Maryoto menegaskan, mulai tahun ini pihaknya tidak akan membuka pegawai berstatus honorer di lingkup Pemkab Tulungagung. Karena jika terus melakukan pembukaan pegawai berstatus honorer, maka persoalan honorer di Tulungagung tidak akan selesai.

“Kami tidak akan menambah lagi jumlah pegawai honorer mulai tahun ini,” tegasnya.

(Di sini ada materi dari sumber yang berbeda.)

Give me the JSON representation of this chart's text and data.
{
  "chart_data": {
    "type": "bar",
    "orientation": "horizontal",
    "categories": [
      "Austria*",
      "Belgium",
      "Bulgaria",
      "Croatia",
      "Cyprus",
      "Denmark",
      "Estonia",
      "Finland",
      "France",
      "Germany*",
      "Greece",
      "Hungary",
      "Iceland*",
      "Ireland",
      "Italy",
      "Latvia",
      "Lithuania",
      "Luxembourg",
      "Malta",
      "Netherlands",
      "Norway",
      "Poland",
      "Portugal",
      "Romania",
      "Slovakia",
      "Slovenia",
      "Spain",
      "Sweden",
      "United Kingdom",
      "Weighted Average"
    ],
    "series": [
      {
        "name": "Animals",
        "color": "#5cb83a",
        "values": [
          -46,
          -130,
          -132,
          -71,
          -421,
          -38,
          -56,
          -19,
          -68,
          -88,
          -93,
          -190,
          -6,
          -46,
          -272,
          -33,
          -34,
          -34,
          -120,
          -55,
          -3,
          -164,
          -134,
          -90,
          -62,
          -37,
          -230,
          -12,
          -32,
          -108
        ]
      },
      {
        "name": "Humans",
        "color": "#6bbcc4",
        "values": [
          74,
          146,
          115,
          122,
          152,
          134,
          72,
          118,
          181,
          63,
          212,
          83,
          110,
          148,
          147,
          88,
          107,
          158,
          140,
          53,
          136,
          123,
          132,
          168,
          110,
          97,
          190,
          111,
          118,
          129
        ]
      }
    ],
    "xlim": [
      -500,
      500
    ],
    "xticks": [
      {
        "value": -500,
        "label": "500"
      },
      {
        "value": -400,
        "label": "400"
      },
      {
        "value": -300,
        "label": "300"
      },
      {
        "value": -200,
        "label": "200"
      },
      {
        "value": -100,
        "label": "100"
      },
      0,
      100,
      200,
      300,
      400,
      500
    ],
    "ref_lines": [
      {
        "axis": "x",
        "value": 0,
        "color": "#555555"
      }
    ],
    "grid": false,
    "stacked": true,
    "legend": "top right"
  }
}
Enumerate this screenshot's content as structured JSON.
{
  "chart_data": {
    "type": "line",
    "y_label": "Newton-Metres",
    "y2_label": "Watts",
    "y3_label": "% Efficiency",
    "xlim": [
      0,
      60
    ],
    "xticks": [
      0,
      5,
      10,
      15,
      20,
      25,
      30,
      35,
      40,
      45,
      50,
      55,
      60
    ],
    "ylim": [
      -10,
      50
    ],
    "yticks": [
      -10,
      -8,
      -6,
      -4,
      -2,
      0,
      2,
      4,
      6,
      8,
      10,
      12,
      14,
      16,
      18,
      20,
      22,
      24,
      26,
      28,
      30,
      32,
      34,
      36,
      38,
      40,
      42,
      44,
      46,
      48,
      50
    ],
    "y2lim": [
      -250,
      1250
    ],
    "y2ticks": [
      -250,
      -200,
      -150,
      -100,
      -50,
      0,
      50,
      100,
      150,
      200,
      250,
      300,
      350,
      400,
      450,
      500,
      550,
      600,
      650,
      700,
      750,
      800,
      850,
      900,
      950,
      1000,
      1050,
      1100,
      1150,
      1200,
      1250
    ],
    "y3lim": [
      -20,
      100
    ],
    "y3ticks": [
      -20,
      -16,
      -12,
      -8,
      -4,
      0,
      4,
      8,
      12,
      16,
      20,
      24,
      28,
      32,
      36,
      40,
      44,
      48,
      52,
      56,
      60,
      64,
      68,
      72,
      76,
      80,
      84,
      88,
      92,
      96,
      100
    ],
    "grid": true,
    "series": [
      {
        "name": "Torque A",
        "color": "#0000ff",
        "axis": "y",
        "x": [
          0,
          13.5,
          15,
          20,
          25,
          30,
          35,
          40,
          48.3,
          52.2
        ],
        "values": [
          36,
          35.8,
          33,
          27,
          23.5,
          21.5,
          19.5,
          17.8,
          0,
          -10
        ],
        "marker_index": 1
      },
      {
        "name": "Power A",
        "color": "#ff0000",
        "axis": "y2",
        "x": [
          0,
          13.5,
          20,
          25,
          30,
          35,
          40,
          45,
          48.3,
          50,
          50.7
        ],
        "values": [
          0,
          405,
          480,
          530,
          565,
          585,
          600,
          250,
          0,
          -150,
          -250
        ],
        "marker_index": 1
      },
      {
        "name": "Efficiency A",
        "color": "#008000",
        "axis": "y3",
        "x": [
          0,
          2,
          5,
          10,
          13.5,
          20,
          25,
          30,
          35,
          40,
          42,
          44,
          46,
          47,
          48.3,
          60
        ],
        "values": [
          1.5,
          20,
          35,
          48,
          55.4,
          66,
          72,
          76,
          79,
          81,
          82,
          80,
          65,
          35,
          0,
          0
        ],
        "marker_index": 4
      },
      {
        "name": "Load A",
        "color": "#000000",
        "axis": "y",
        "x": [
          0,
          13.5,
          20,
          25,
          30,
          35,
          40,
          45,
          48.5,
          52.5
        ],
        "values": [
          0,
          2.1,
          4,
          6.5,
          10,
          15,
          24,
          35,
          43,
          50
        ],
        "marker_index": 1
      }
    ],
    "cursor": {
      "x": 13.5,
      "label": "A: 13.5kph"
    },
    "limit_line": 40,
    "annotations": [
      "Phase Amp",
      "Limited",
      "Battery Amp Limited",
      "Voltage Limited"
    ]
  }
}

Disinggung, apakah dimungkinkan ribuan honorer diangkat P3K atau ASN hanya dalam waktu satu tahun lagi, Maryoto mengungkapkan bahwa hal itu sangat dimungkinkan. Melihat pada pengalaman 2009 lalu, Pemkab Tulungagung telah mengangkat guru honorer sebanyak 2.118 orang hanya dalam waktu satu tahun.

“Kami akan berupaya semaksimal mungkin. Khususnya terkait kebutuhan guru harus tercukupi di Tulungagung,” paparnya.

Apabila, kemungkinan terburuk masih ada pegawai honorer yang tidak bisa diangkat menjadi P3K atau ASN, pihaknya akan menggunakan skema outsourcing. Dimana untuk teknis skema outsourching akan dilakukan pembahasan lebih lanjut, sembari menunggu petunjuk teknis dari Menpan-RB.

“Tentu dengan jumlah ribuan pegawai honorer yang nantinya diangkat menjadi P3K atau ASN, tentu beban APBD akan bertambah,” terangnya.

Diketahui bahwa, pada 28 November 2023 Menpan-RB akan menghapus semua pegawai yang berstatus honorer di instansi pemerintahan. Rencananya pegawai honorer yang berkompeten akan diangkat menjadi P3K atau ASN.